Christian Lambert, ancien patron du Raid, proche lui aussi de Nicolas Sarkozy, est nommé préfet de Seine-Saint-Denis. Plusieurs "actions coups de poing" ont également été menées dans des quartiers du Val-de-Marne et de Seine Saint-Denis, à la demande du président de la République.
Le locataire de l'Elysée a d'ailleurs exprimé à plusieurs reprises son désir de reprendre la main sur la place Beauvau qu'il occupait autrefois. Frontalement. "Je vais m'occuper de la sécurité, hein, Brice?" aurait lancé Nicolas Sarkozy devant des dirigeants de la majorité, le 8 avril, d'après le Canard enchaîné. Toujours selon le Canard, il aurait claironné, le 7 avril, devant un parterre de députés: "J'ai tué le job de ministre de l'Intérieur depuis longtemps".
Les policiers bientôt reçus à l'Elysée
Le 21 avril, le chef de l'Etat recevra les secrétaires généraux des principaux syndicats de police à l'Elysée, avant d'accueillir des représentants de la gendarmerie quelques jours plus tard.
"Un nouveau camouflet" pour Brice Hortefeux, juge
Delphine Batho, députée PS des Deux-Sèvres, sur son blog. Avant de lâcher: "Jamais un ministre de l'Intérieur, ainsi placé sous tutelle, n'avait autant été infantilisé.
Du côté de la police, certains reconnaissent le caractère inhabituel de l'entrevue: "Ce type de rencontre n'est pas fréquent. Je crois que c'est la première fois qu'on le voit en personne depuis qu'il est président. D'habitude, ce sont ses conseillers qui rencontrent les syndicats. Ou Brice Hortefeux qu'on voit régulièrement." admet Patrice Ribeiro, secrétaire général-adjoint de syndicat d'officiers
Synergie .
"Ce n'est pas exceptionnel non plus", nuance Jean-Claude Delage, du syndicat
Alliance Police Nationale, "On l'a vu récemment encore à l'enterrement du brigadier Nerrin tué par l'ETA. Et il a vu les chauffeurs de bus de Tremblay après l'incendie, les syndicats enseignants, etc."

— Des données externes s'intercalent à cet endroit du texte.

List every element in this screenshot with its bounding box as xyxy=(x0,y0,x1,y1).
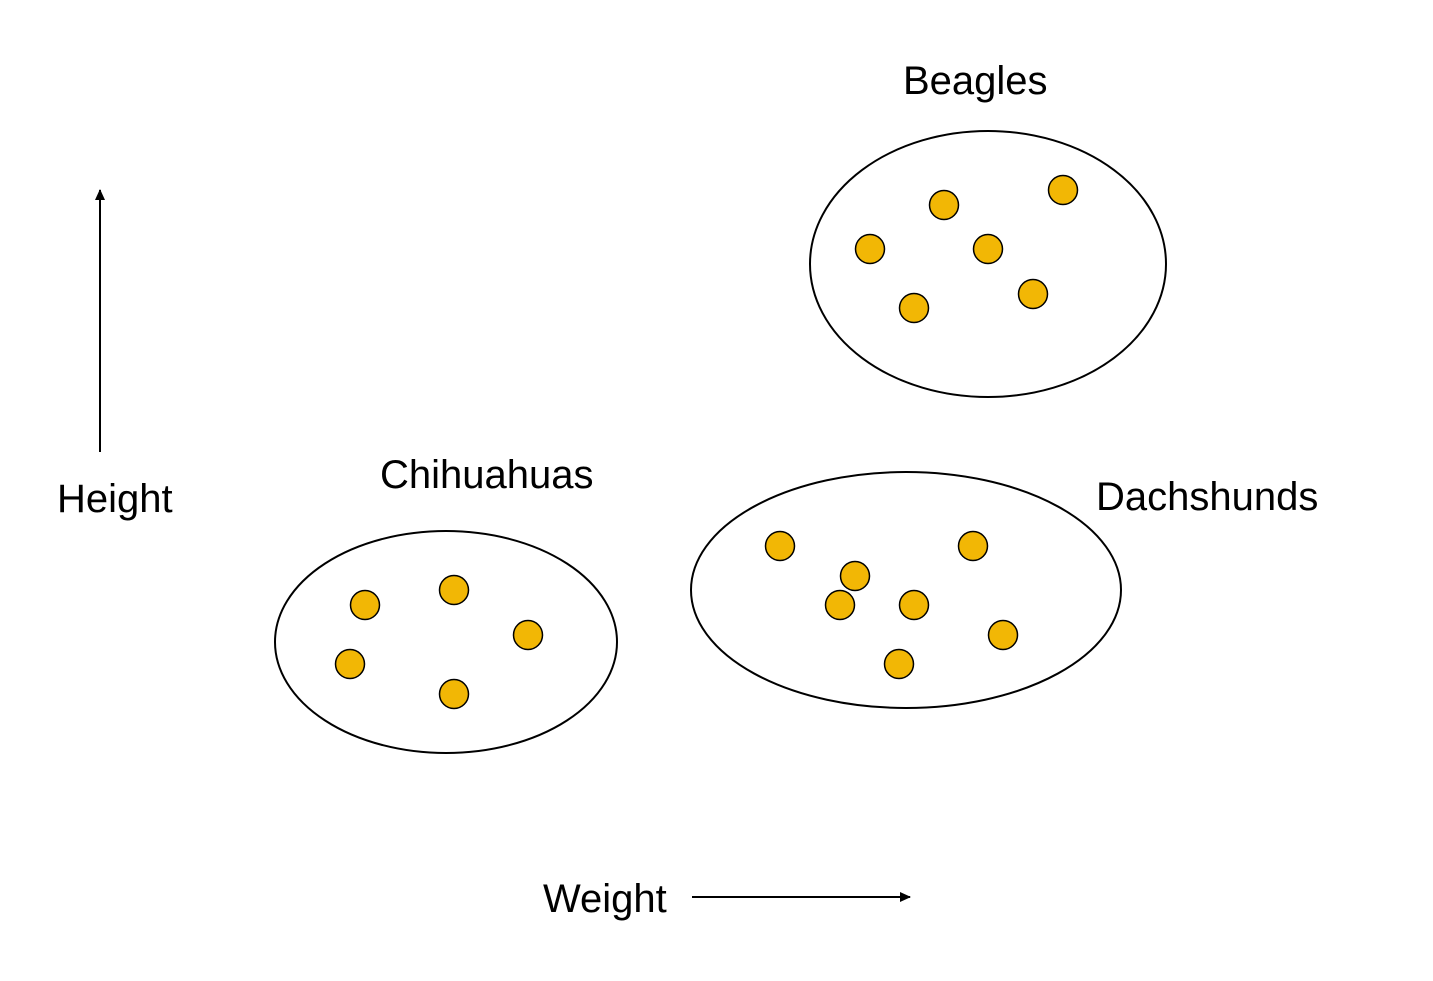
data-point xyxy=(438,678,470,710)
data-point xyxy=(1047,174,1079,206)
data-point xyxy=(764,530,796,562)
data-point xyxy=(898,589,930,621)
cluster-label-dachshunds: Dachshunds xyxy=(1096,475,1318,519)
data-point xyxy=(334,648,366,680)
y-axis: Height xyxy=(57,189,173,521)
data-point xyxy=(972,233,1004,265)
cluster-points-chihuahuas xyxy=(334,574,544,710)
x-axis: Weight xyxy=(543,877,911,921)
data-point xyxy=(957,530,989,562)
data-point xyxy=(1017,278,1049,310)
cluster-boundary-chihuahuas xyxy=(274,530,618,754)
cluster-dachshunds: Dachshunds xyxy=(690,471,1318,709)
data-point xyxy=(824,589,856,621)
data-point xyxy=(883,648,915,680)
y-axis-label: Height xyxy=(57,477,173,521)
data-point xyxy=(987,619,1019,651)
cluster-beagles: Beagles xyxy=(809,59,1167,398)
cluster-boundary-dachshunds xyxy=(690,471,1122,709)
data-point xyxy=(349,589,381,621)
data-point xyxy=(438,574,470,606)
cluster-points-dachshunds xyxy=(764,530,1019,680)
data-point xyxy=(928,189,960,221)
cluster-label-beagles: Beagles xyxy=(903,59,1048,103)
cluster-boundary-beagles xyxy=(809,130,1167,398)
cluster-points-beagles xyxy=(854,174,1079,324)
data-point xyxy=(854,233,886,265)
data-point xyxy=(512,619,544,651)
cluster-chihuahuas: Chihuahuas xyxy=(274,453,618,754)
data-point xyxy=(898,292,930,324)
x-axis-label: Weight xyxy=(543,877,667,921)
data-point xyxy=(839,560,871,592)
cluster-label-chihuahuas: Chihuahuas xyxy=(380,453,594,497)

Difficile pour l'heure de savoir ce qui pourrait émerger du rendez-vous. "On n'a vu ni le menu, ni la carte!" s'exclame Patrice Ribeiro. "Seront présents le ministre de l'Intérieur, ses chefs de cabinet, le préfet de police... Ils connaisent nos problèmes. Nicolas Sarkozy a dû être brieffé là dessus. Il ne faut pas se leurrer, il n'est pas le ministre de l'Intérieur", poursuit-il.
Il s'agit donc surtout d'un signe de la part du chef de l'Etat. "Nicolas Sarkozy veut prendre le pouls, sans filtre. Il veut donner une marque apparente d'attention", poursuit Patrice Ribeiro. Une marque de soutien qui satisfait les policiers en crise. "On est dans une période particulière, avec la mise en cause des gardes à vue, du fichage, la loi pénitentiaire, etc. Les policiers se sentent mal-aimés et se demandent: 'sommes-nous soutenus par l'Etat?' Quand il était ministre de l'Intérieur, Nicolas Sarkozy a su redonner aux policiers de la fierté", analyse Bruno Beschizza, récent élu UMP à la région Ile-de-France et secrétaire général du syndicat d'officiers Synergie.

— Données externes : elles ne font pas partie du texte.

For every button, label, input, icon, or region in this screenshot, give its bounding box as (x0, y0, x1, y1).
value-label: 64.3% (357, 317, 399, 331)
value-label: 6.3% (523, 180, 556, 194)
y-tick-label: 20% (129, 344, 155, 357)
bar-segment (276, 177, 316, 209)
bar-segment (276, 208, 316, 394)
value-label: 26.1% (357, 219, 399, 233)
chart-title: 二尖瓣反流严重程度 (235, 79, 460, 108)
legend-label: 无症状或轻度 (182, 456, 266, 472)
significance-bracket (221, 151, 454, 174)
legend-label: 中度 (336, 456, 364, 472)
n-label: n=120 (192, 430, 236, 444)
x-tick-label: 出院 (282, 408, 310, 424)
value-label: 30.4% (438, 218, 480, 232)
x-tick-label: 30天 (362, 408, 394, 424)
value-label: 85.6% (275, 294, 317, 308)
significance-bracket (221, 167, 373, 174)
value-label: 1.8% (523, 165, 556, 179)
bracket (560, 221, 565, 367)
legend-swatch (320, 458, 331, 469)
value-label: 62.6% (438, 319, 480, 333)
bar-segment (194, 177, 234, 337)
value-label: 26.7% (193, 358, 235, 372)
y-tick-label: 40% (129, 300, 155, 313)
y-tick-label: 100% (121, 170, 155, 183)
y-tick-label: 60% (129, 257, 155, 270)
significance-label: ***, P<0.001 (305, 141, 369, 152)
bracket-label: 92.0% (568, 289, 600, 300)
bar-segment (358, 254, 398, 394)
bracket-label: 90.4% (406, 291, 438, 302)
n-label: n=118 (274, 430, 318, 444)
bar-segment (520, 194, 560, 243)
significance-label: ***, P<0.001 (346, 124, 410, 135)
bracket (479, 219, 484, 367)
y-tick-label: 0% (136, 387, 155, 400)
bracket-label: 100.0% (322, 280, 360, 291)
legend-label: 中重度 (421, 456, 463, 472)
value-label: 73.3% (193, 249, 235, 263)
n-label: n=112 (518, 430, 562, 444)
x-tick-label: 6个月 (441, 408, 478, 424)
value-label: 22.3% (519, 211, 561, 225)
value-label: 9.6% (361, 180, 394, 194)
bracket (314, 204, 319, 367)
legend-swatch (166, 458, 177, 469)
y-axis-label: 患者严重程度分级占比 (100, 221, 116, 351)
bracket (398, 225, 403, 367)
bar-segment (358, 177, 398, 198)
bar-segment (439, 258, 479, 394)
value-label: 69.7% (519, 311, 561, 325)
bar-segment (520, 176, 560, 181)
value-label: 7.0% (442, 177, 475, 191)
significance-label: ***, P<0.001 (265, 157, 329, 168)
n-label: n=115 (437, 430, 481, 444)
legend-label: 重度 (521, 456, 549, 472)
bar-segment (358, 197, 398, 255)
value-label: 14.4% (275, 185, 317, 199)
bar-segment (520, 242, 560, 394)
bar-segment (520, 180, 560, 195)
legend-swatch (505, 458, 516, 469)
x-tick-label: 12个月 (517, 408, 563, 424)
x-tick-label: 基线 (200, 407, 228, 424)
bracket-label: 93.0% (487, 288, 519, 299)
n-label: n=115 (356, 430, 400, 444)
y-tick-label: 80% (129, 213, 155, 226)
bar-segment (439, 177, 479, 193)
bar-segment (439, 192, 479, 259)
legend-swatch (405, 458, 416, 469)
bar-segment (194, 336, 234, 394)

Pour autant, les présidents des syndicats n'y voient pas tous un empiètement sur les prérogatives du ministre de l'Intérieur. "C'est plutôt bien que le président s'implique, cela n'enlève rien à l'action de Brice Hortefeux, estime Jean-Claude Delage. Cela prouve juste son attachement à la sécurité des Français et à la police. Ca montre surtout qu'il n'a pas oublié ce qui lui a permis d'être élu."
Mais Dominique Achispon, secrétaire général du
Snop, va plus loin : "On ne peut pas le nier, il y a une reprise en main certaine. Dans ce domaine, il y a une certaine cacophonie. Les policiers sont dans l'attente d'ordres plus clairs. Il y a eu beaucoup de réformes et de refontes en interne mais il faut désormais envoyer un message plus clair. J'attends de Nicolas Sarkozy ce discours. Les policiers ne se sentent pas soutenus pas leur ministre."